There was a symposium on “design for learning” that gave us a chance to see and compare two “pedagogic planners” – the Laurillard one that we know about, and another one called Phoebe. The Laurillard planner which started as a baffling spreadsheet and became a more usable Shockwave app, is now moving to an HTML version. Only screenshots were available, but it did look much simpler again, which should help its wider adoption. The aim is to make its purpose “recognisable to lecturers” so that they can be eased into the terminology of learning design. Isobel Falconer from Glasgow Caledonian presented results from a study of the use of “pedagogical patterns”, finding that participants roundly rejected the whole idea. The problem seems to be in the tension between the need for such patterns to be generic, and the need for teachers to see real, contextualised examples of use in order to be inspired by them, to see evidence of effectiveness and to envisage how they might use them.

The discussion afterwards was interesting.
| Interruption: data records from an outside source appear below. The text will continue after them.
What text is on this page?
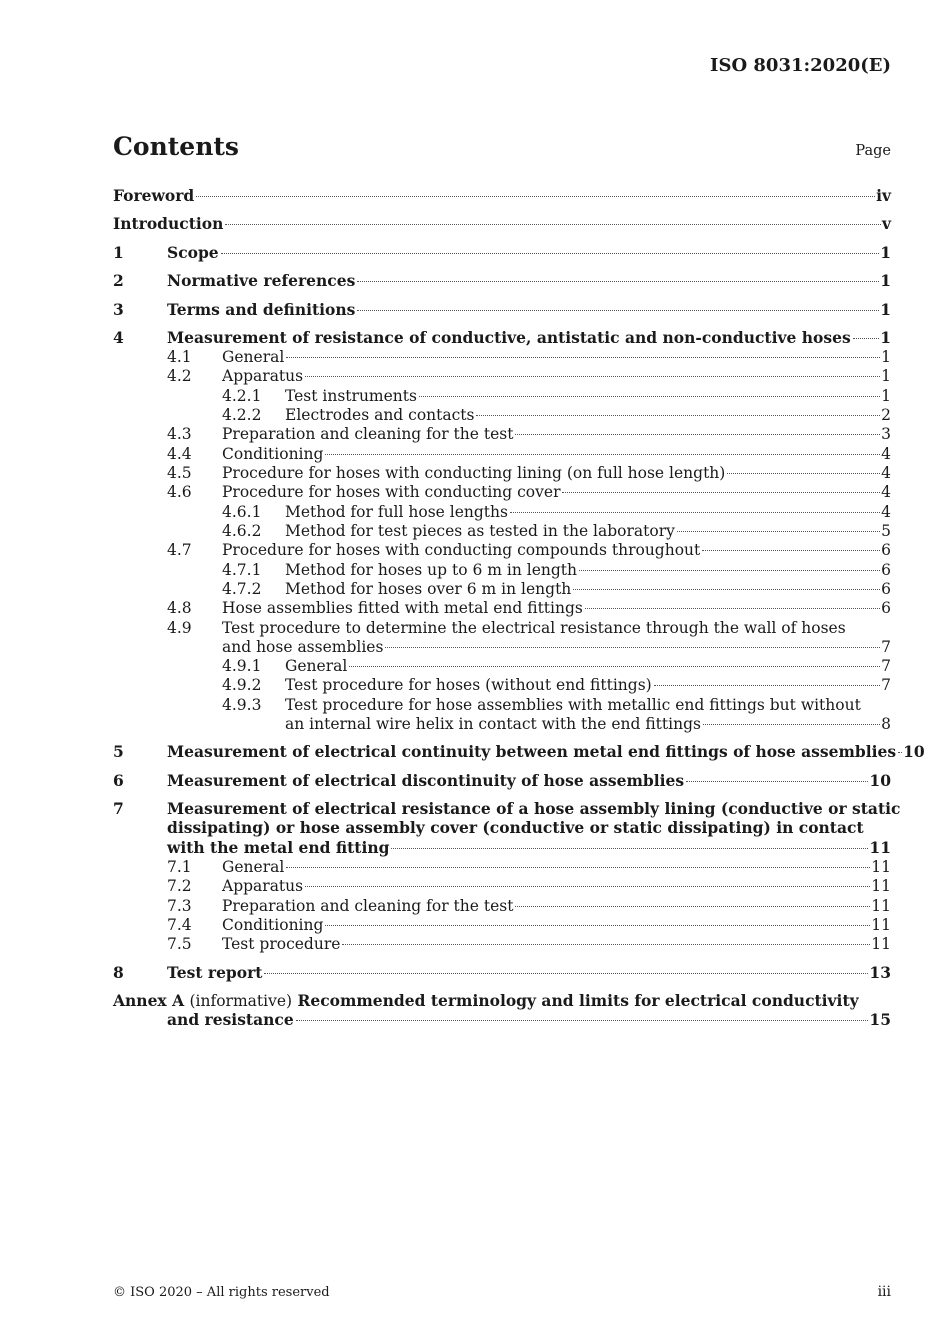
ISO 8031:2020(E)
Contents	Page
Foreword	iv
Introduction	v
1	Scope	1
2	Normative references	1
3	Terms and definitions	1
4	Measurement of resistance of conductive, antistatic and non-conductive hoses 1
4.1 General	1
4.2 Apparatus	1
4.2.1 Test instruments	1
4.2.2 Electrodes and contacts	2
4.3 Preparation and cleaning for the test	3
4.4 Conditioning	4
4.5 Procedure for hoses with conducting lining (on full hose length)	4
4.6 Procedure for hoses with conducting cover	4
4.6.1 Method for full hose lengths	4
4.6.2 Method for test pieces as tested in the laboratory	5
4.7 Procedure for hoses with conducting compounds throughout	6
4.7.1 Method for hoses up to 6 m in length	6
4.7.2 Method for hoses over 6 m in length	6
4.8 Hose assemblies fitted with metal end fittings	6
4.9 Test procedure to determine the electrical resistance through the wall of hoses
and hose assemblies	7
4.9.1 General	7
4.9.2 Test procedure for hoses (without end fittings)	7
4.9.3 Test procedure for hose assemblies with metallic end fittings but without
an internal wire helix in contact with the end fittings	8
5	Measurement of electrical continuity between metal end fittings of hose assemblies 10
6	Measurement of electrical discontinuity of hose assemblies	10
7	Measurement of electrical resistance of a hose assembly lining (conductive or static
dissipating) or hose assembly cover (conductive or static dissipating) in contact
with the metal end fitting	11
7.1 General	11
7.2 Apparatus	11
7.3 Preparation and cleaning for the test	11
7.4 Conditioning	11
7.5 Test procedure	11
8	Test report	13
Annex A (informative) Recommended terminology and limits for electrical conductivity
and resistance	15
© ISO 2020 – All rights reserved	iii
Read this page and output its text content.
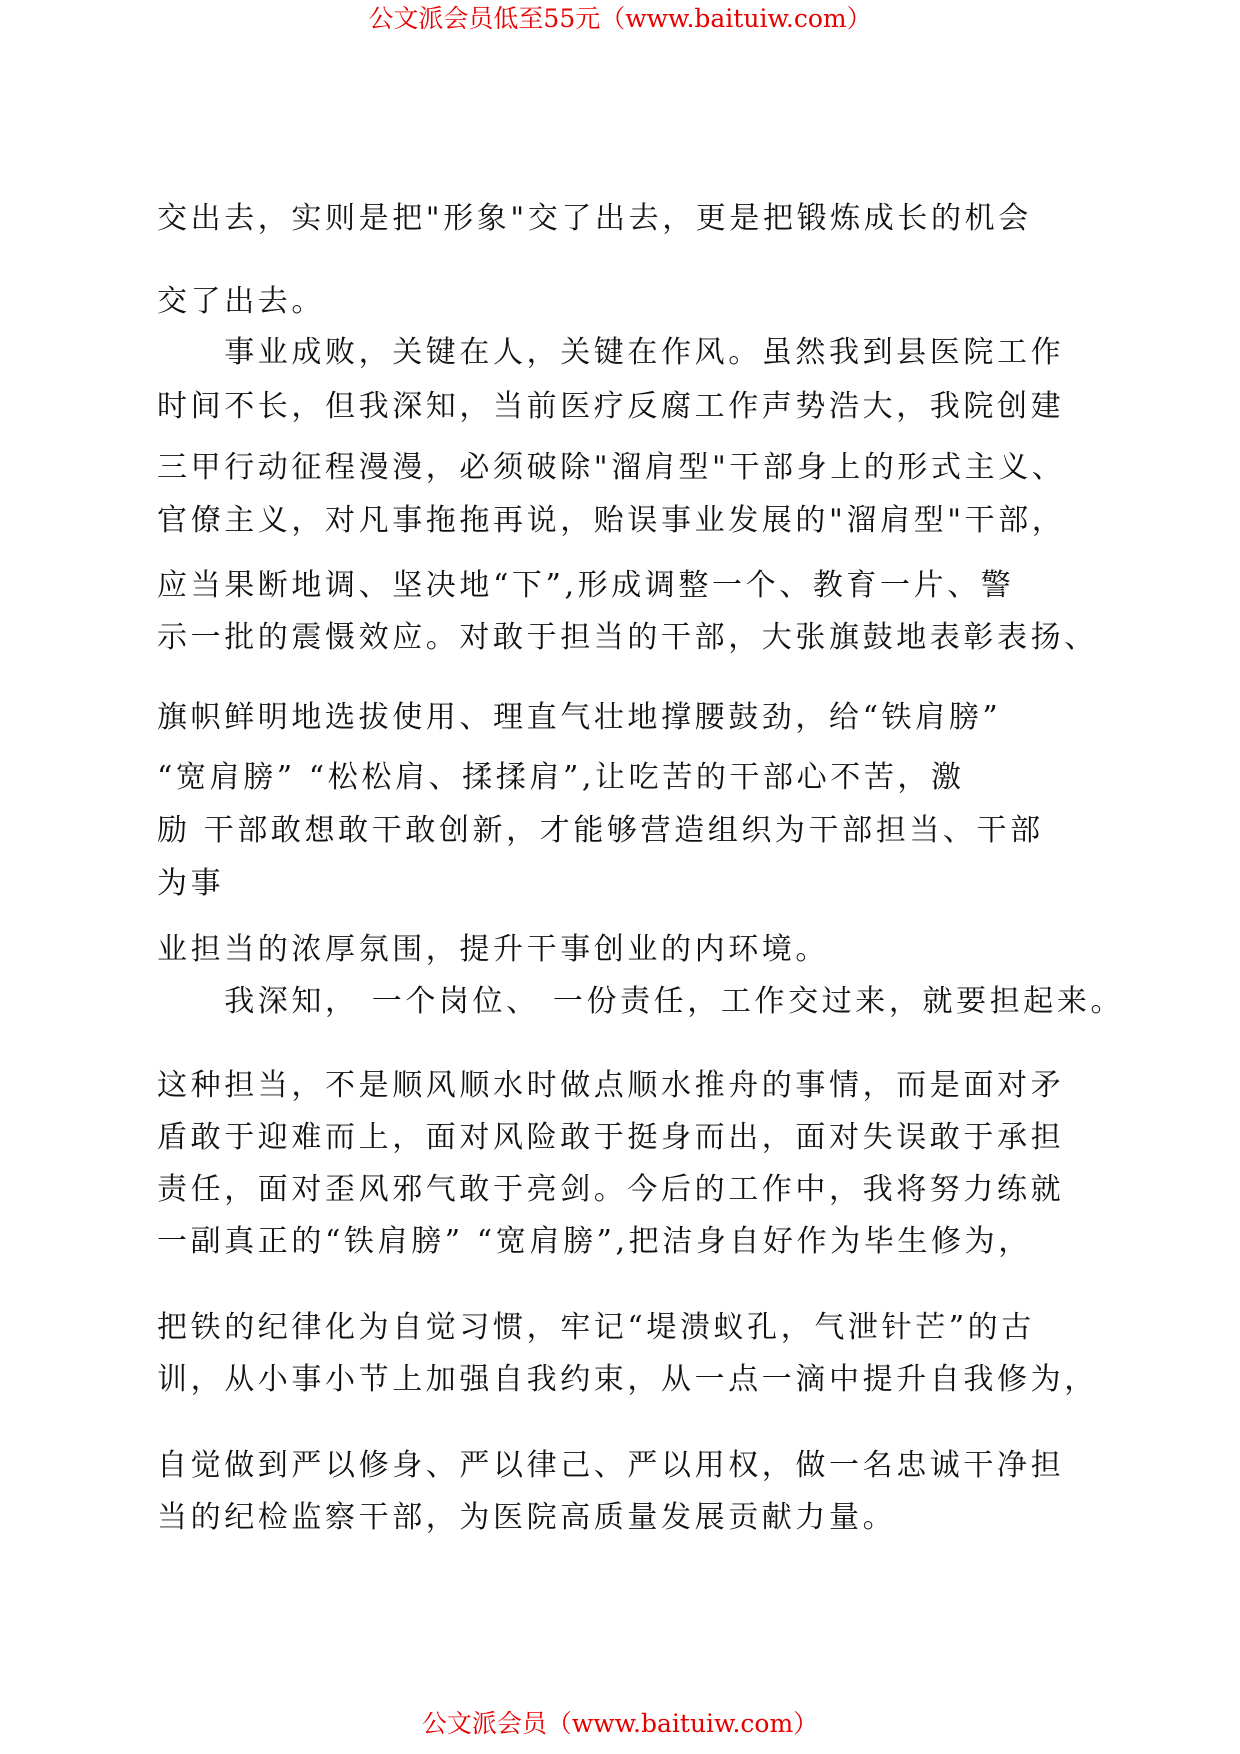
公文派会员低至55元（www.baituiw.com）
交出去，实则是把"形象"交了出去，更是把锻炼成长的机会
交了出去。
　　事业成败，关键在人，关键在作风。虽然我到县医院工作
时间不长，但我深知，当前医疗反腐工作声势浩大，我院创建
三甲行动征程漫漫，必须破除"溜肩型"干部身上的形式主义、
官僚主义，对凡事拖拖再说，贻误事业发展的"溜肩型"干部，
应当果断地调、坚决地“下”,形成调整一个、教育一片、警
示一批的震慑效应。对敢于担当的干部，大张旗鼓地表彰表扬、
旗帜鲜明地选拔使用、理直气壮地撑腰鼓劲，给“铁肩膀”
“宽肩膀” “松松肩、揉揉肩”,让吃苦的干部心不苦，激
励 干部敢想敢干敢创新，才能够营造组织为干部担当、干部
为事
业担当的浓厚氛围，提升干事创业的内环境。
　　我深知， 一个岗位、 一份责任，工作交过来，就要担起来。
这种担当，不是顺风顺水时做点顺水推舟的事情，而是面对矛
盾敢于迎难而上，面对风险敢于挺身而出，面对失误敢于承担
责任，面对歪风邪气敢于亮剑。今后的工作中，我将努力练就
一副真正的“铁肩膀” “宽肩膀”,把洁身自好作为毕生修为，
把铁的纪律化为自觉习惯，牢记“堤溃蚁孔，气泄针芒”的古
训，从小事小节上加强自我约束，从一点一滴中提升自我修为，
自觉做到严以修身、严以律己、严以用权，做一名忠诚干净担
当的纪检监察干部，为医院高质量发展贡献力量。
公文派会员（www.baituiw.com）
Isobel said that teachers using ICT were mostly applying a “constructivist layer” over the same old instructivist framework, because the learning outcomes are predetermined to be instructivist. In the students, there is a tension between the drive to successful achievement of these predetermined learning outcomes (i.e. strategic learning for assessment), vs. actual improvement of learning. Liz Masterman from Oxford University said that teachers are constrained by their institutional practices (i.e. assessment and more) and so any pedagogical planner needs to account for that. Tom Boyle from London Met said that the use of assessment to force participation is “using a behaviourist tool to enforce constructivist learning”, which is an interesting way of looking at something I had found unproblematic untli now. A lot of this stuff about institutional constraints feeds back into the “Grammar of Schooling” argument above.

Selected papers from the conference will be published in a forthcoming special issue of Computers and Education.